Pancreatic cancer takes the lives of nearly 52,000 people in the United States each year. In 2011, ACGT Co-Founder Edward Netter died of this cancer, which is predicted to become the second leading cause of cancer-related death worldwide by 2030.
The ACGT Edward Netter Memorial Investigator Award in Cell and Gene Therapy Research for Pancreatic Cancer will be a $500,000 grant. It is designed to stimulate research and clinical progress in advancing cancer cell and gene therapy research to bring new hope to pancreatic cancer patients.
Tumor Agnostic Deltarex-G+ Gene Therapy Demonstrates Activity in Breast, Pancreatic, Sarcoma Cancers
May 11, 2024 — CCNG1-targeted Deltarex-G gene therapy plus an FDA approved drug (Deltarex-G+) showed some evidence of response in patients’ tumors, including pancreatic cancer, breast cancer, and sarcoma. All tested tumors had enhanced CCNG1 expression.
Data from the BLESSED expanded access study (NCT04091295) were presented at the American Society of Gene & Cell Therapy (ASGCT) 27th Annual Meeting, held May 7 to 10, 2024, in Baltimore, Maryland, by Erlinda Gordon, MD, founder and president, Aveni Foundation, and director, biological and immunological therapies, and chairman, institutional biosafety committee director, Cancer Center of Southern California/Sarcoma Oncology Center, and founder, chief operating officer, and FDA liaison, Counterpoint Biomedica.
“Deltarex-G is the only tumor targeted gene therapy that can be injected intravenously and it in vivo gets into the tumor microenvironment by binding to abnormal signature proteins in the tumor. So, it's unlike the ex vivo gene therapies for cancer... it's an off the shelf gene therapy product that has a navigation system that goes to the tumor itself,” Gordon told CGTLive during the meeting. “We tested that... CCNG1 is present in all the tumor types that we have tested including sarcoma, pancreatic cancer, breast cancer, testicular cancer, bladder cancer, so that we think it's a tumor agnostic therapy, rather than looking for a very rare oncogene to target."
CAR TEAM Cells Show Promise in Multiple Preclinical Models of Pancreatic Cancer
April 10, 2024 — In multiple preclinical models, chimeric antigen receptor (CAR) T-cell–engaging molecule (TEAM) cells modified tumor stroma and exhibited increased pancreatic ductal adenocarcinoma (PDAC) antitumor activity.

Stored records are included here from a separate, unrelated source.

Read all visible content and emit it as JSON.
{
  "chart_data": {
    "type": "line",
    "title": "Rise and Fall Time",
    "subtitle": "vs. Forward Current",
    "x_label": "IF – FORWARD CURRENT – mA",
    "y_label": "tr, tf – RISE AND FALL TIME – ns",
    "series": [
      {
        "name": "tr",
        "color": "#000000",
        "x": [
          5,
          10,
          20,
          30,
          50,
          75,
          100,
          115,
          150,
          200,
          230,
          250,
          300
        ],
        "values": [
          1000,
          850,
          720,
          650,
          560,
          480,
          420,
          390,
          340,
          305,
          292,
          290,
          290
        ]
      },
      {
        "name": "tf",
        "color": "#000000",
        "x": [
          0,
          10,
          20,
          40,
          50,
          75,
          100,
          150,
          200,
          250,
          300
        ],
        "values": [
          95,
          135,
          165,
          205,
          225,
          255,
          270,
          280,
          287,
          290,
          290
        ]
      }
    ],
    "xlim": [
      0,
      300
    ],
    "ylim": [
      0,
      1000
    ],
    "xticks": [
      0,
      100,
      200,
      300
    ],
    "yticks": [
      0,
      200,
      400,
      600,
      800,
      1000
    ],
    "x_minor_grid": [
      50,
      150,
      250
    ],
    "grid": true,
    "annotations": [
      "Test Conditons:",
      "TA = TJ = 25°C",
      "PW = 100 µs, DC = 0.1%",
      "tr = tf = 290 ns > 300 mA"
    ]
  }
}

Data on the CAR-TEAM cells in models of pancreatic cancer were published in an online paper for the American Association for Cancer Research (AACR) Annual Meeting 2024, held on April 5-10, 2024, in San Diego, California.

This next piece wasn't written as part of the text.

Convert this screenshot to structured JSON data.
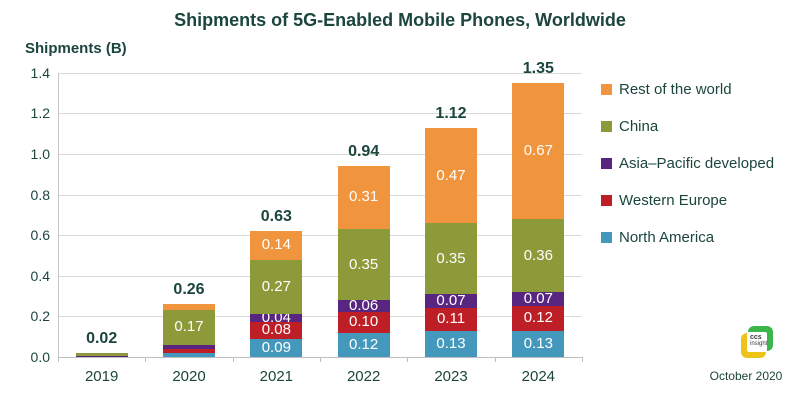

“In pancreatic cancer, about 100% of the adenocarcinoma cells will express MSLN but there is a significant stroma made by cancer-associated fibroblasts (CAFs) that turns out to be quite dense and can be inhibitory toward the T-cells entering,” senior author Marcela V. Maus, MD, PhD, Associate Professor of Medicine, Harvard Medical School, and director, cellular immunotherapy, Cancer Center, Massachusetts General Hospital, said during a talk about CAR TEAMS at the AACR meeting.